Dove conduce quel montacarichi che guida, in basso (in viaggio in discesa), verso l’anticamera dell’inferno, l’impaurita e determinata Anna?
Saint Ange rappresenta il debutto in regia di Pascal Laugier: un appassionato di cinema di genere.
Debutto voluto da Christophe Gans che, sul set di Il Patto dei Lupi, si è servito del regista per la realizzazione delle riprese del backstage.
Laugier ventilava da tempo l’idea di portare sullo schermo una sceneggiatura impostata su un’orfanotrofio maledetto: sino a quando Christophe Gans ne lesse il copione rimanendone affascinato…
E con buone ragioni, dato che il film, pur inserendosi sul genere delle “case maledette” trasuda tutta la passione del giovane e promettente autore: ad iniziare dall’idea di legare la storia a tre protagoniste femminili, per proseguire con una scenografia “maestosa”, dove l’enormità del fabbricato e l’ampia misura dei corridoi e delle stanze riportano alla mente quel gioiello del brivido che è Suspiria. E non a caso, perché i riferimenti al cinema italiano del terrore sono molti di più di quelli che è possibile cogliere ad una prima visione.

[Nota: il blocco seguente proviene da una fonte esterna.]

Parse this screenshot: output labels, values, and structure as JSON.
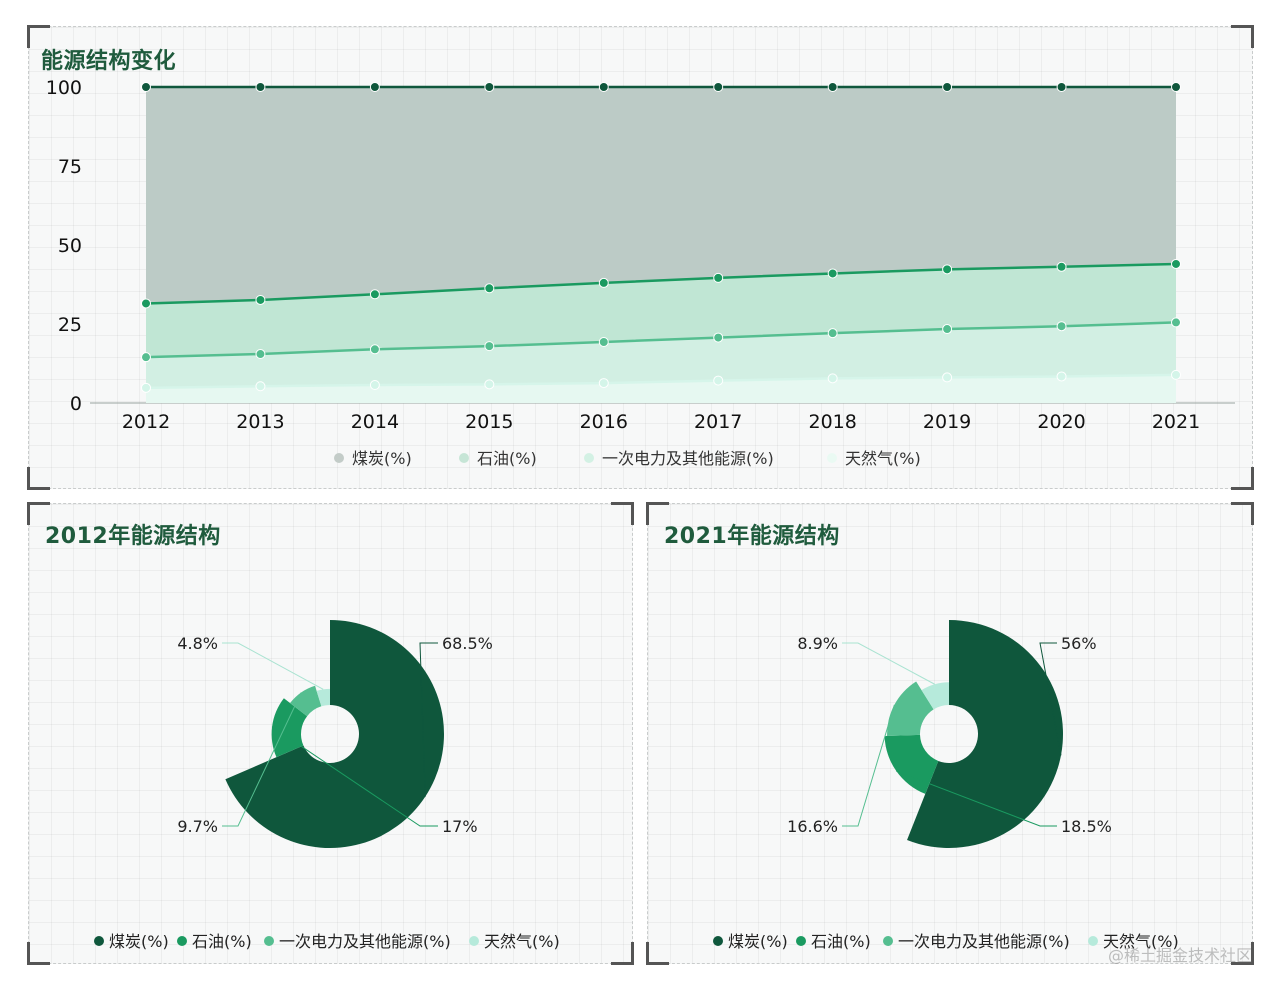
{
  "top_panel": {
    "title": "能源结构变化"
  },
  "pie2012_panel": {
    "title": "2012年能源结构"
  },
  "pie2021_panel": {
    "title": "2021年能源结构"
  },
  "watermark": "@稀土掘金技术社区",
  "colors": {
    "coal": "#0f573c",
    "oil": "#1a9a60",
    "primary": "#55be90",
    "gas": "#b6eadb",
    "title": "#1f5b3d"
  },
  "chart_data": [
    {
      "type": "area",
      "title": "能源结构变化",
      "stacked": true,
      "x": [
        "2012",
        "2013",
        "2014",
        "2015",
        "2016",
        "2017",
        "2018",
        "2019",
        "2020",
        "2021"
      ],
      "ylim": [
        0,
        100
      ],
      "yticks": [
        "0",
        "25",
        "50",
        "75",
        "100"
      ],
      "legend_position": "bottom",
      "series": [
        {
          "name": "煤炭(%)",
          "values": [
            68.5,
            67.4,
            65.6,
            63.7,
            62.0,
            60.4,
            59.0,
            57.7,
            56.9,
            56.0
          ]
        },
        {
          "name": "石油(%)",
          "values": [
            17.0,
            17.1,
            17.4,
            18.3,
            18.7,
            18.9,
            18.9,
            18.9,
            18.8,
            18.5
          ]
        },
        {
          "name": "一次电力及其他能源(%)",
          "values": [
            9.7,
            10.2,
            11.3,
            12.1,
            13.0,
            13.6,
            14.3,
            15.3,
            15.9,
            16.6
          ]
        },
        {
          "name": "天然气(%)",
          "values": [
            4.8,
            5.3,
            5.7,
            5.9,
            6.3,
            7.1,
            7.8,
            8.1,
            8.4,
            8.9
          ]
        }
      ]
    },
    {
      "type": "pie",
      "title": "2012年能源结构",
      "rose": true,
      "labels": [
        "煤炭(%)",
        "石油(%)",
        "一次电力及其他能源(%)",
        "天然气(%)"
      ],
      "values": [
        68.5,
        17,
        9.7,
        4.8
      ],
      "value_labels": [
        "68.5%",
        "17%",
        "9.7%",
        "4.8%"
      ],
      "legend_position": "bottom"
    },
    {
      "type": "pie",
      "title": "2021年能源结构",
      "rose": true,
      "labels": [
        "煤炭(%)",
        "石油(%)",
        "一次电力及其他能源(%)",
        "天然气(%)"
      ],
      "values": [
        56,
        18.5,
        16.6,
        8.9
      ],
      "value_labels": [
        "56%",
        "18.5%",
        "16.6%",
        "8.9%"
      ],
      "legend_position": "bottom"
    }
  ]
}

La presenza della Catriona MacColl ed il finale con gli occhi privi di iride rimanda direttamente all’Aldilà di Fulci…
E le luci, spesso di tipo tricolore, mantengono un’atmosfera “baviana” per tutto l’incedere della vicenda.
La passione di Laugier, d’altro canto, non è frutto di interpretazione (o mal interpretazione) dei vari contesti: come si evince anche dal backstage, nel quale l’autore menziona i suoi modelli di riferimento, tra i quali, per impostazione “narrativa” figura anche The Oters…
La storia è interpreta con professionalità dai bravi interpreti e la macchina da presa non lesina raffinate ed insolite dissolvenze…
Saint Ange si configura come uno dei migliori rappresentanti della paura suggerita, come una imperdibile occasione di iniziare un viaggio, che parte dal quotidiano per condurci nel sogno, venato da un forte senso di malinconia e da una sola certezza: siamo soli su questo pianeta, abbandonati alle nostre paure e, vanamente/disperatamente, ancorati alle illusorie speranze…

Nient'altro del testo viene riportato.